Much of your work will focus on environmental justice, an issue that’s thankfully received increasing attention over the years. Even so, I think there are a lot of people who don’t really understand what it means. How do you define environmental justice? 

A lot of people understand environmental justice to mean justice for the environment, but the truth is environmental justice is about community. It’s about people, and in particular a certain group of people. Environmental racism doesn’t affect everybody; it affects a certain group of people who are disproportionately impacted by environmental harms, like water and air pollution. It’s the result of systemic racism or government action, because the government is responsible for most of the negative environmental impacts on communities. They give the permits… Many years ago it was done intentionally as a part of a racist agenda, now it’s not necessarily a part of a racist agenda but it’s become embedded in our political system. It’s part of how things are done, and in that way it can tie hands. 

 

Can you say more about that? What is embedded in our systems that makes it hard to advance environmental justice? 

Money, for one. Say you have a Governor who cares about the environment but she receives money from the company who wants to build a fossil-fuel plant in her state, and she wants to get re-elected. Money always talks. Another is what we call agency capture, where our government agencies who are supposed to look out for the good of the people get captured by the companies they are supposed to permit and look out for their interests instead. The other is that not everyone who is passionate about the environment is passionate about environmental justice. I really saw this when I was with Greenpeace. Thousands of people from abroad - the United States, England – signed our petitions to protect land and the environment, but when we have petitions concerning Indigenous people being displaced, we have like 100 people sign. These people care about protecting the environment for hunting, the safari, the trees for clean air, but they don’t care about the people of color who are there. The Governor of Michigan might care about electric vehicles or keeping the beach clean where her lake home is located, for example, but she doesn’t necessarily care about the people of Flint, the people of color who can’t afford electric vehicles, who won’t visit her beach.  

 

That’s so frustrating. How do we get people to understand the inextricable link between the collective good and individual good? 

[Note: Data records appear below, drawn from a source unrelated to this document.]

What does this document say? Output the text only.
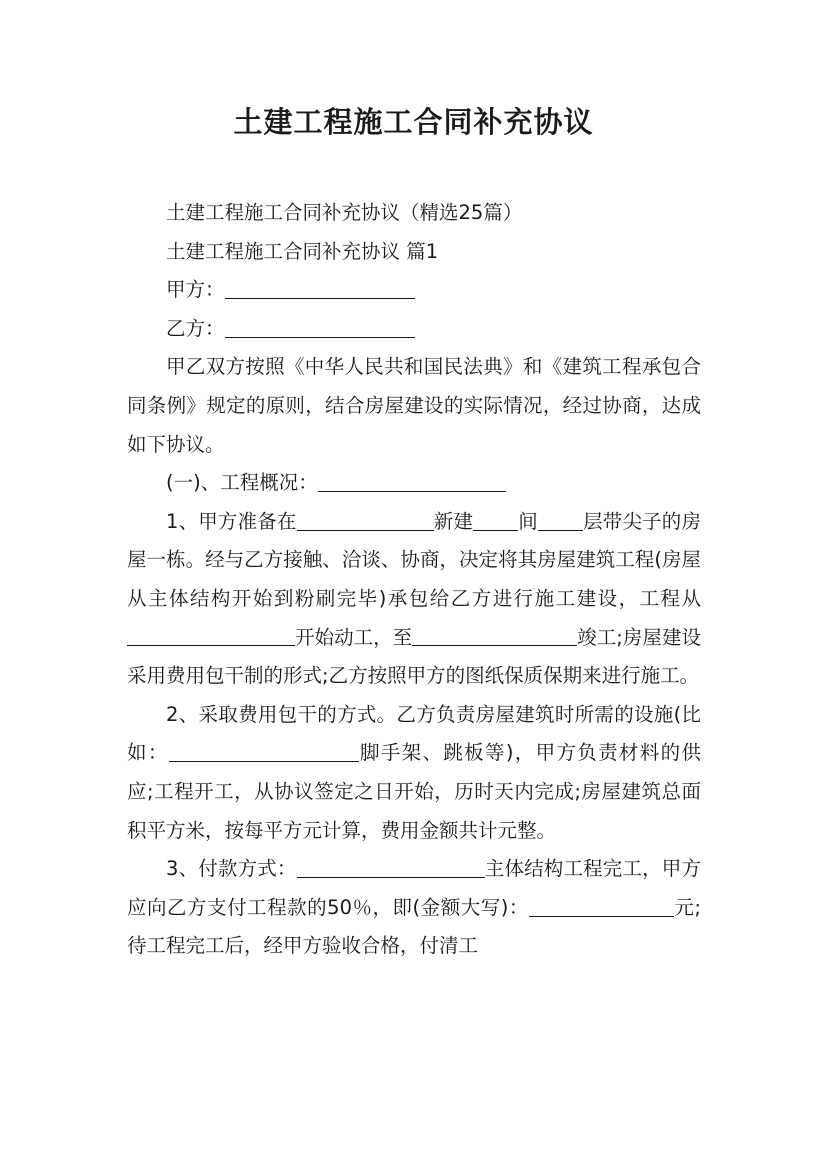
土建工程施工合同补充协议

土建工程施工合同补充协议（精选25篇）

土建工程施工合同补充协议 篇1

甲方：

乙方：

甲乙双方按照《中华人民共和国民法典》和《建筑工程承包合同条例》规定的原则，结合房屋建设的实际情况，经过协商，达成如下协议。

(一)、工程概况：

1、甲方准备在	新建 间 层带尖子的房屋一栋。经与乙方接触、洽谈、协商，决定将其房屋建筑工程(房屋从主体结构开始到粉刷完毕)承包给乙方进行施工建设，工程从开始动工，至	竣工;房屋建设采用费用包干制的形式;乙方按照甲方的图纸保质保期来进行施工。

2、采取费用包干的方式。乙方负责房屋建筑时所需的设施(比如：	脚手架、跳板等)，甲方负责材料的供应;工程开工，从协议签定之日开始，历时天内完成;房屋建筑总面积平方米，按每平方元计算，费用金额共计元整。

3、付款方式：	主体结构工程完工，甲方应向乙方支付工程款的50％，即(金额大写)：	元;待工程完工后，经甲方验收合格，付清工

We have to change their mentality. Western countries always think they can use their money to solve problems. But we know that will only take you so far. A little virus crashed the stock market. We live in a global village. What happens in China has an impact on us here. What happens in Flint has an impact elsewhere. And with climate change we know that what happens anywhere will surely find a way to also meet you where you are. 

So we have to quit thinking that money can solve these problems, and start talking about what we are seeing and feeling around us in honest terms. Those are not wildfires, they are climate fires. They are not droughts, they are climate droughts. This extreme heat is climate heat. People need to really understand how these experiences are connected to the climate crisis, and how none of us are immune from its consequences, no matter how much money we have or where we live.